Un jeu entre nos mains

Le jeu de cartes est un bon moyen pour passer le temps quand il n’est pas au beau fixe.

Jeu de bataille, jeu du solitaire, jeu de poker, belote rebelote et dix de der ! La vie distribue ses cartes. Le joueur les prend comme elles viennent : jeu de chance, jeu de guigne, jeu de hasard, jeu de calcul, atout, faiblesse. Le jeu est battu. Les cartes sont en mains.

Jeu sur table.

Juan rentrait tous les soirs vers 19:30. Il posait son chapeau sur le porte manteau, puis il se recoiffait devant l’armoire à glace de l’entrée. Ma grand-mère Juliette, qui était sa femme, passait par hasard devant lui avec à la main un légume à éplucher ou un verre à ranger. Elle recevait le baiser frontal de mon grand-père, puis il allait chercher su juego de naipes usée par le temps et les parties houleuses de brisca, de ronda ou de mesa. Il s’installait sur la table de la salle à manger et jouait jusqu’à ce que Juliette l’appelât pour cenar chorba le plus souvent.

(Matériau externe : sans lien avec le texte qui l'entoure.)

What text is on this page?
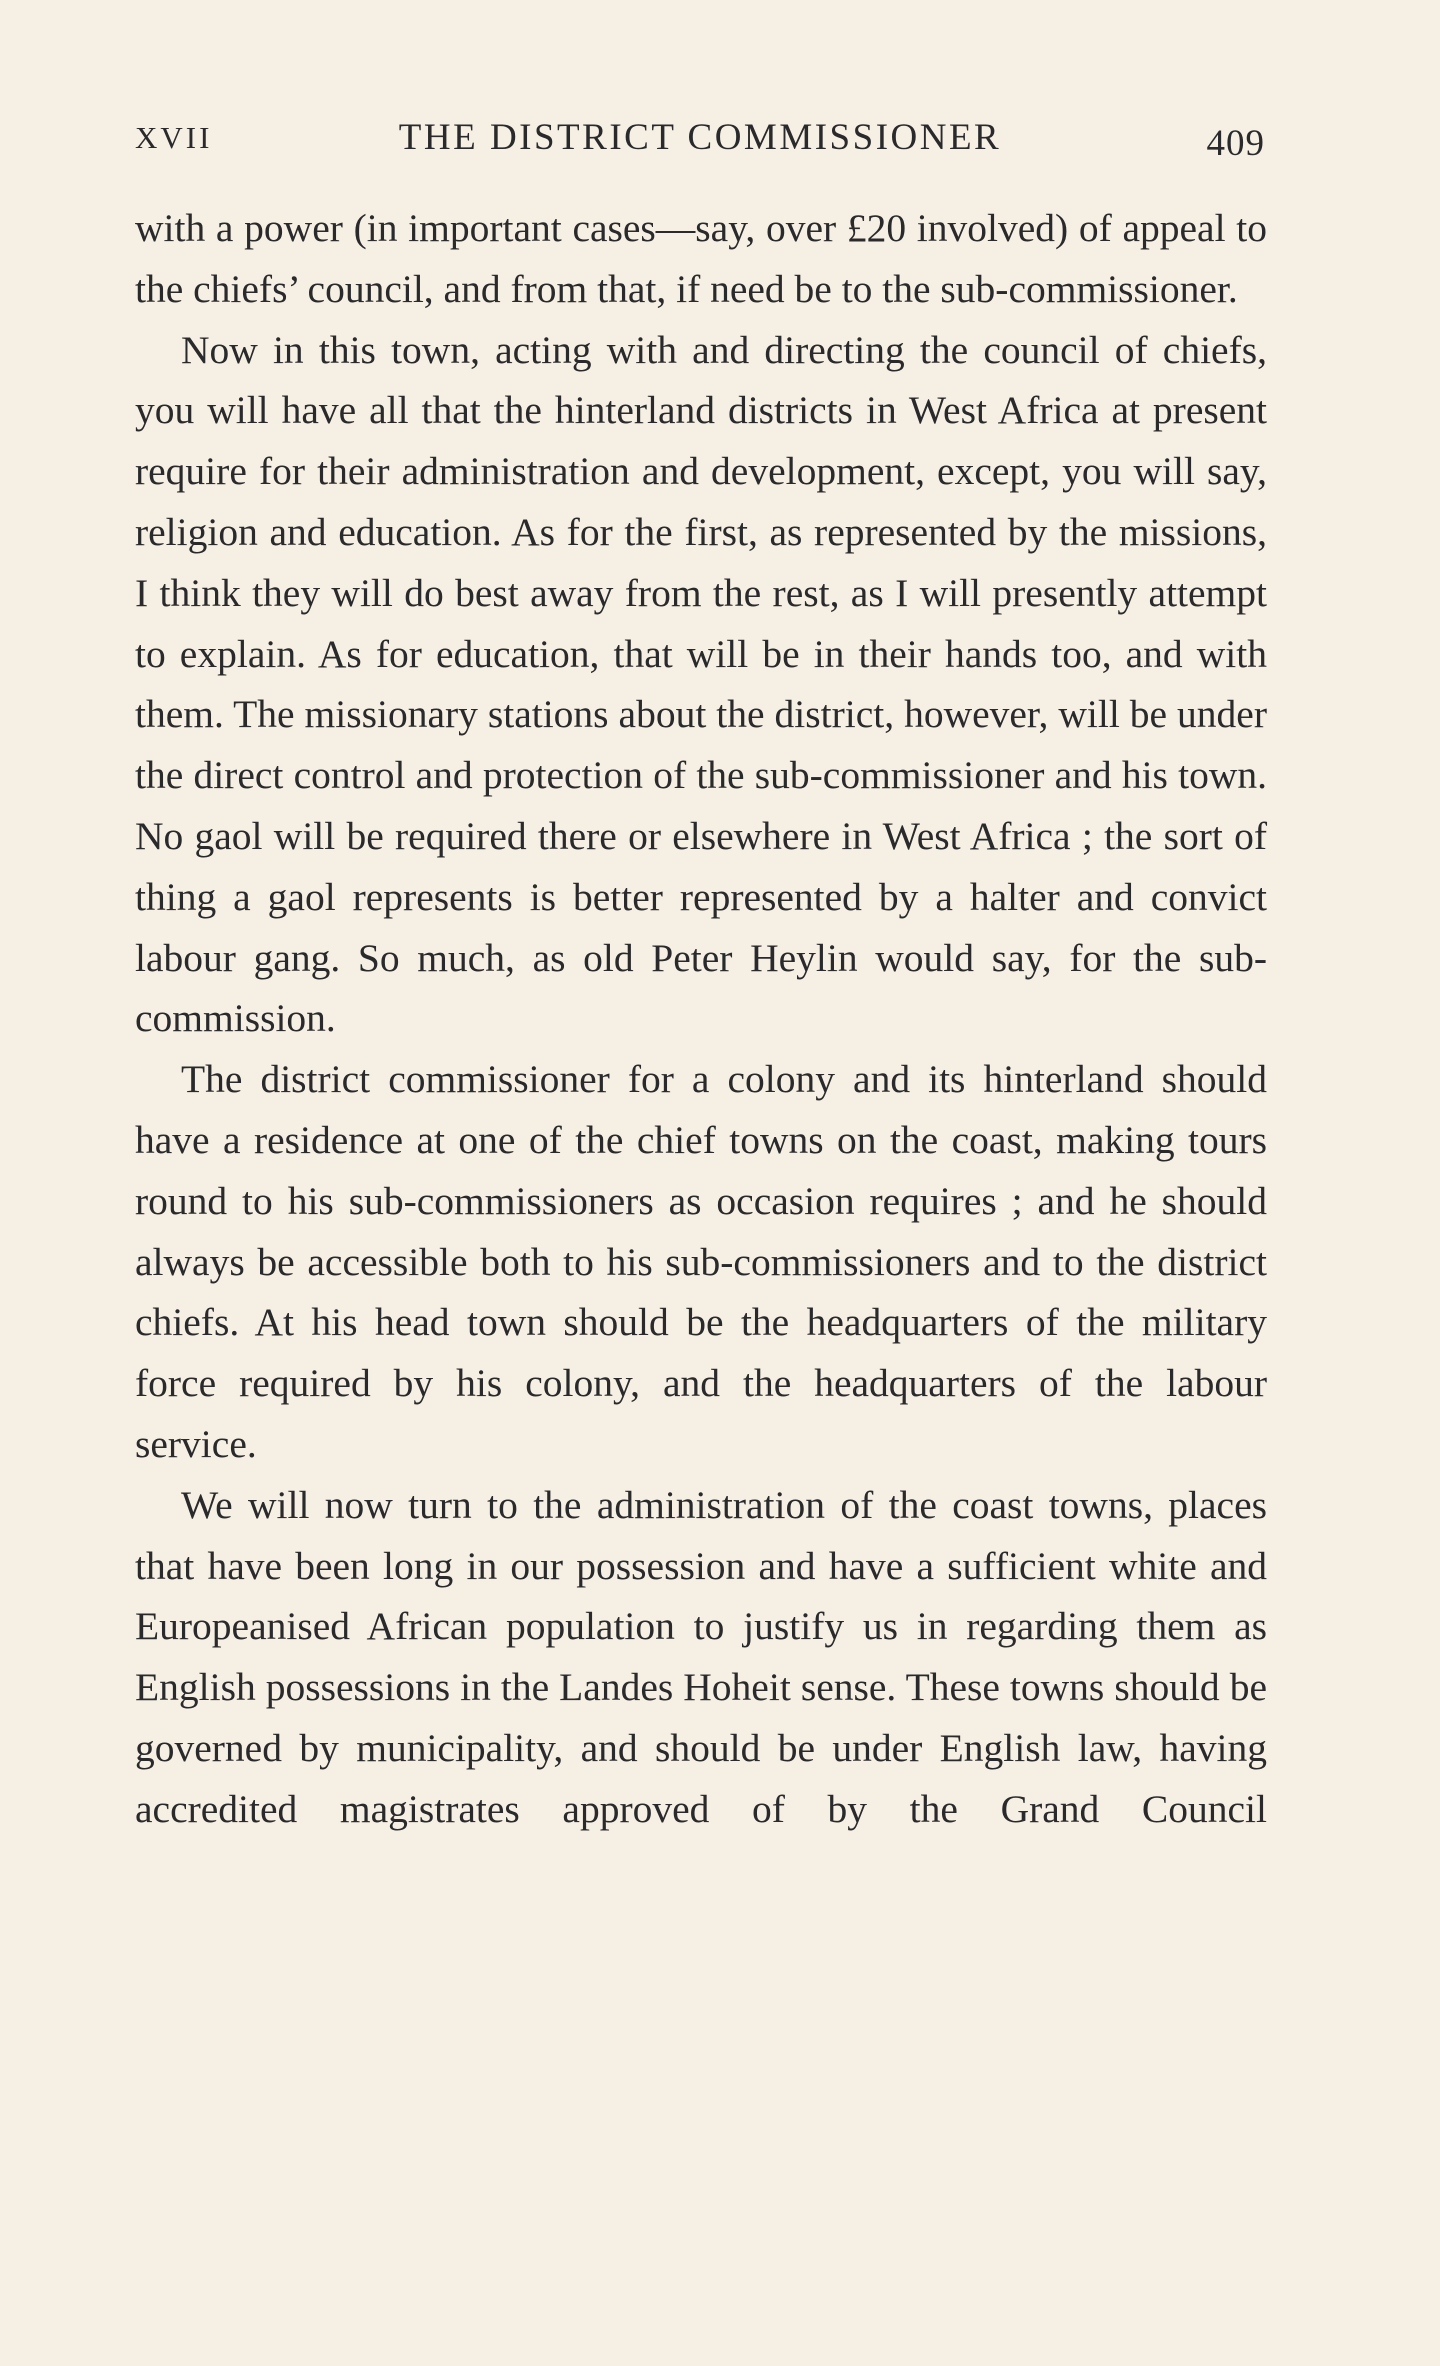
XVII	THE DISTRICT COMMISSIONER	409

with a power (in important cases—say, over £20 involved) of appeal to the chiefs’ council, and from that, if need be to the sub-commissioner.

Now in this town, acting with and directing the council of chiefs, you will have all that the hinterland districts in West Africa at present require for their administration and development, except, you will say, religion and education. As for the first, as represented by the missions, I think they will do best away from the rest, as I will presently attempt to explain. As for education, that will be in their hands too, and with them. The missionary stations about the district, however, will be under the direct control and protection of the sub-commissioner and his town. No gaol will be required there or elsewhere in West Africa ; the sort of thing a gaol represents is better represented by a halter and convict labour gang. So much, as old Peter Heylin would say, for the sub-commission.

The district commissioner for a colony and its hinterland should have a residence at one of the chief towns on the coast, making tours round to his sub-commissioners as occasion requires ; and he should always be accessible both to his sub-commissioners and to the district chiefs. At his head town should be the headquarters of the military force required by his colony, and the headquarters of the labour service.

We will now turn to the administration of the coast towns, places that have been long in our possession and have a sufficient white and Europeanised African population to justify us in regarding them as English possessions in the Landes Hoheit sense. These towns should be governed by municipality, and should be under English law, having accredited magistrates approved of by the Grand Council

Ce soir là, il soupire. Le bruit cliquetant des années passées à l’usine d’emboutissage des boîtes de sardines résonne parfois jusqu’au coucher et plus longtemps encore. Il s’assoit dans un soupir semblable au premier et étale ses cartes.

Tres de oros, quatro de bastos, dos de espadas y sota de oros !

La partie a commencé bien avant, sur le plateau Saint-Michel aux abords du Village Nègre. Juan avait pour parents deux émigrés espagnols de Roquetas et de Berja, qui ont fui la misère de leur Andalousie natale pour trouver la pauvreté dans les nouvelles terres françaises pleines d’espoir et de xénophobie, à Oran la radieuse.

Uno de copas.

Comme il était le dernier né des Juan de son quartier les gens l’ont appelé Juanito.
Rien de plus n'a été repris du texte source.